Speech input — MRTK3


Speech input in MRTK is achieved by an implementation of PhraseRecognitionSubsystem. By default, MRTK ships WindowsPhraseRecognitionSubsystem, which utilizes Unity's KeywordRecognizer. As in MRTK v2, this default implementation is only supported on Windows Editor, Standalone Windows, and UWP.


This guide provides steps to enable the speech subsystem in a new MRTK project, assuming basic non-speech-related setup is already in place. If you're using our sample project, you may notice that some steps have been performed for you.
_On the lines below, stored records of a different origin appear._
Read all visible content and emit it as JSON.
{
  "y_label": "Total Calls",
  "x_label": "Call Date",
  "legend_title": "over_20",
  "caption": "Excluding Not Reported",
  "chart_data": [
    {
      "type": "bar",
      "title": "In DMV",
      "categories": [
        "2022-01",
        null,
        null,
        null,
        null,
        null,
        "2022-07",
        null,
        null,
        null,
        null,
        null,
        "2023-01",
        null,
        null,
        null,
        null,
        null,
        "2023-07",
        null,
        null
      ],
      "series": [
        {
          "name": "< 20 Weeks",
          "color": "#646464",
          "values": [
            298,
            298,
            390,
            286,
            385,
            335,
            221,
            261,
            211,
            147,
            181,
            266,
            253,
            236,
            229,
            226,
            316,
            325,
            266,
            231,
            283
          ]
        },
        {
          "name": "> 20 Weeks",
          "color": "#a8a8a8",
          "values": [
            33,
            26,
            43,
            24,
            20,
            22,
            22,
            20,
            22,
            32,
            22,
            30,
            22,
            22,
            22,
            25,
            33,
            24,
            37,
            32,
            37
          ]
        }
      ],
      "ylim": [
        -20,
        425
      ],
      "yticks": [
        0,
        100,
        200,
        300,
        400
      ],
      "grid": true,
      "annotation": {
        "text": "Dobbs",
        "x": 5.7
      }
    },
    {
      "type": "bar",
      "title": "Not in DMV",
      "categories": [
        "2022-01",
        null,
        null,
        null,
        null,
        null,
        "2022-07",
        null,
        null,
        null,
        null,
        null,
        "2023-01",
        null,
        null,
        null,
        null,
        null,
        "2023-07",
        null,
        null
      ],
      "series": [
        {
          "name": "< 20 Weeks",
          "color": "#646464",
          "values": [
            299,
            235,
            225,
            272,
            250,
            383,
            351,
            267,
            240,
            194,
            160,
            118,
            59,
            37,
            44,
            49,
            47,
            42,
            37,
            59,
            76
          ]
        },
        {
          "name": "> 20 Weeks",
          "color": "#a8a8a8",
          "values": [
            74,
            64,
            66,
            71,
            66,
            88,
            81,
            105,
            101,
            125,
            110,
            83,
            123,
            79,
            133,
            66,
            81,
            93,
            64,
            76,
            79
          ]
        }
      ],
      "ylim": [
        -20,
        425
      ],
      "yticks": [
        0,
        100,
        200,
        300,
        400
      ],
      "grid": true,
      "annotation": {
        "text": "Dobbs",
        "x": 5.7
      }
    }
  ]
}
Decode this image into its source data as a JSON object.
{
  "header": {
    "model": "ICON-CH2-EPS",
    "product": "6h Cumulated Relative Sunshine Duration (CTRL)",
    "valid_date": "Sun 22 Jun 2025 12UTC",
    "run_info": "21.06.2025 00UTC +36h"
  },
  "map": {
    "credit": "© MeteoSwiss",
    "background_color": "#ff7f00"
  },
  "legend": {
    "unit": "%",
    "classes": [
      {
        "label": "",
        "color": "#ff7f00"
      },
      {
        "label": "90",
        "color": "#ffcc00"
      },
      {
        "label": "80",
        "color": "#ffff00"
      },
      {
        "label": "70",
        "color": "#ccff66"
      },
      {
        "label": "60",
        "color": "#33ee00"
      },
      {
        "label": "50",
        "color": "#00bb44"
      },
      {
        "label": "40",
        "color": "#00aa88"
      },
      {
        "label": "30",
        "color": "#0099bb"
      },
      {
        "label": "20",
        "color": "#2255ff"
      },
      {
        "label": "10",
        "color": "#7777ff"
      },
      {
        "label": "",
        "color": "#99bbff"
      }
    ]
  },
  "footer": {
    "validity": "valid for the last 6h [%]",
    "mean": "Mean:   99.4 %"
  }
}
There's an external bug causing the "select" keyword to fail to be recognized when WindowsPhraseRecognitionSubsystem runs on HoloLens 2. We're working with relevant parties to address the issue. To mitigate, please change the speech recognition keyword under StatefulInteractable (or its subclass such as PressableButton) -> Advanced StatefulInteractable Settings -> Allow Select By Voice -> Speech Recognition Keyword.


Enable the speech subsystem

  1. Go to Project Settings -> Mixed Reality Toolkit -> Available MRTK Subsystems.
  2. Enable the speech subsystem you would like to use. At this time, MRTK only ships WindowsPhraseRecognitionSubsystem.

Configure the profile correctly

For certain subsystems, a profile is required in order for it to perform normally. The currently shipped WindowsPhraseRecognitionSubsystem doesn't require a profile, so you can skip this setup. Keep in mind that profiles may be needed by other future implementations of the PhraseRecognitionSubsystem.

Ensure that the MRTK Speech GameObject is active

Ensure the relevant script(s) is active by confirming that MRTK XR Rig -> MRTK Speech is active.

Ensure that the proper capability is set in Player Settings

Using UWP Platform as an example: Go to Project Settings -> Player -> Publishing Settings -> Capabilities and ensure that Microphone Capabilities is set.

Running the scene on device/in editor

The project should be ready to run on a device or in the editor.

Note >StatefulInteractable (or its subclass such as PressableButton) needs to be set up to accept voice commands in order for the speech subsystem to work with it. Please see its inspector (under Advanced StatefulInteractable Settings) as well as the SpeechInteractor (MRTK XR Rig -> MRTK Speech) for more adjustable settings.